Trump doesn’t know what he wants, so his people don’t know what to do. So they struggle to mount effective arguments on one issue after another: fuel economy, gun control, tariffs, payroll taxes, bans against Huawei equipment, immigration reform, antitrust in the technology sector, and on and on. Which leaves them impotent to drive changes they want, far more than any respectable presidential administration should be. 

silosSay it again: incompetence leads to incoherence leads to impotence. We’ve all seen that in the corporate world. It happens in political administrations, too.

I’m sure some Trump worshippers will read those words and say they’re sour grapes or liberal bias or whatever. Well, tell that to the automakers trying to develop plans for fuel economy compliance, or importers trying to develop tax compliance strategies, or telecom firms wondering what to do with Huawei equipment, or tech firms wondering whether they should make that next acquisition. 

The Trump Administration talks big, but in many ways it dithers and flails because its CEO doesn’t know what he wants from one moment to the next. That whirlwind-of-fists routine only stays fresh for so long, while real CEOs at real companies get ever more exasperated. And when CEOs don’t know how to develop long-term strategies amid the chaos, compliance officers working to keep regulatory compliance efforts sharp are just as lost, too.

From Here to 2020

So why might this zaniness get even worse? First, consider another article earlier this week from Axios.com, which points out the obvious: Trump will need a second term to cement most of his legacy, because most of what he’s done so far is pronouncement rather than policy. 

Should a Democrat defeat Trump in 2020, that candidate will have ample power to reverse Trump Administration policies with a flick of the pen, and get to work on his or her own agenda. And unlike the amateur hour we’ve seen in the White House since 2017, a President Joe Biden or Elizabeth Warren might actually know what they’re doing. 

That is, I suspect, one reason why the Business Roundtable released its statement this week calling for an expanded definition of a corporation’s purpose.
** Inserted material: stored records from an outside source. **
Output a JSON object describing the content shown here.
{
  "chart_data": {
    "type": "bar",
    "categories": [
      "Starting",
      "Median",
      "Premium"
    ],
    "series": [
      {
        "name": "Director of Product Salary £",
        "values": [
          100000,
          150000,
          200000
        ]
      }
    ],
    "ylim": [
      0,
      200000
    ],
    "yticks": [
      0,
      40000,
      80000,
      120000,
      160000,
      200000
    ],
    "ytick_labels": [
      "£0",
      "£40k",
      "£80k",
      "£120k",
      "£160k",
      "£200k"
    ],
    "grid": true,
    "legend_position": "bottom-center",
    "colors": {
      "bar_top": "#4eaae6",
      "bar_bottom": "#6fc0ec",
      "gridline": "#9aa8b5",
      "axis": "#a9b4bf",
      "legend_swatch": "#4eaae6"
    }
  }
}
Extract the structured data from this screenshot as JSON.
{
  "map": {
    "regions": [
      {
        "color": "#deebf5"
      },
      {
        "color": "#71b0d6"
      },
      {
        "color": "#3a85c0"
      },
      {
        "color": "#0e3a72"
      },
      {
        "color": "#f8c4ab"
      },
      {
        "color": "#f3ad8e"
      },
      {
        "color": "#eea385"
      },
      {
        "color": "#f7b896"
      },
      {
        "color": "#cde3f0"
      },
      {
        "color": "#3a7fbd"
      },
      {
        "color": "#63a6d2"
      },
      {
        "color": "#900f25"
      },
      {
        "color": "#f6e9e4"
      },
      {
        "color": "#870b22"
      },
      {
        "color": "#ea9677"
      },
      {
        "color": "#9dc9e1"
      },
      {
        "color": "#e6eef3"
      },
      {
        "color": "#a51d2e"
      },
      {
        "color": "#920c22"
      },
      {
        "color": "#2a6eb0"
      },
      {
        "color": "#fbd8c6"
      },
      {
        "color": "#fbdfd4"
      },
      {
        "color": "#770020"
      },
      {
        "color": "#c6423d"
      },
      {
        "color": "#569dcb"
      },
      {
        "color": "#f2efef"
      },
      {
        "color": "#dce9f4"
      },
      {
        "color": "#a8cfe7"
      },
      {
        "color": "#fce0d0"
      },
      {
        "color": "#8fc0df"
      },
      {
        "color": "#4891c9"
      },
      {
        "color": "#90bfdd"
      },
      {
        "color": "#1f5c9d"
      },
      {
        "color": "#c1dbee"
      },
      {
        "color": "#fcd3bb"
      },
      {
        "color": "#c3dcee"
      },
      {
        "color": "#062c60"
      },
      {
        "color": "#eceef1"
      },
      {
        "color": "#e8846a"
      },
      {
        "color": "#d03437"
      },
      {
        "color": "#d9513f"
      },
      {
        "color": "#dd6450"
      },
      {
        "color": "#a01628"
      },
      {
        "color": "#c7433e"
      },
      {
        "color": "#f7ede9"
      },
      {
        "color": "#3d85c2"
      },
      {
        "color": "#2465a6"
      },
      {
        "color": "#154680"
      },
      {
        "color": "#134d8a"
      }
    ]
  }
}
The CEOs of America understand that President Trump’s re-election is precarious at best, and the potential for a Warren or Biden Administration is no joke. So the BRT is laying groundwork now to show it’s receptive to issues beyond shareholder return. Just in case. 

Trump knows his jeopardy, too. So we’re going to see more rash statements that sound like policy changes but really aren’t, while the minions making the sausage fumble around and ultimately take actions that bear a striking resemblance to nothing.

Which will feed public frustration even more, and leave businesses uncertain about the big strategic bets they should make, because who wants to make a big bet when everything might change on Nov. 3, 2020? 

None of this will do compliance functions any favors either, especially if we’re serious about anticipating change and adding strategic value. That’s a tall order when the people setting the regulatory landscape are bumblers — a truth becoming more clear every day.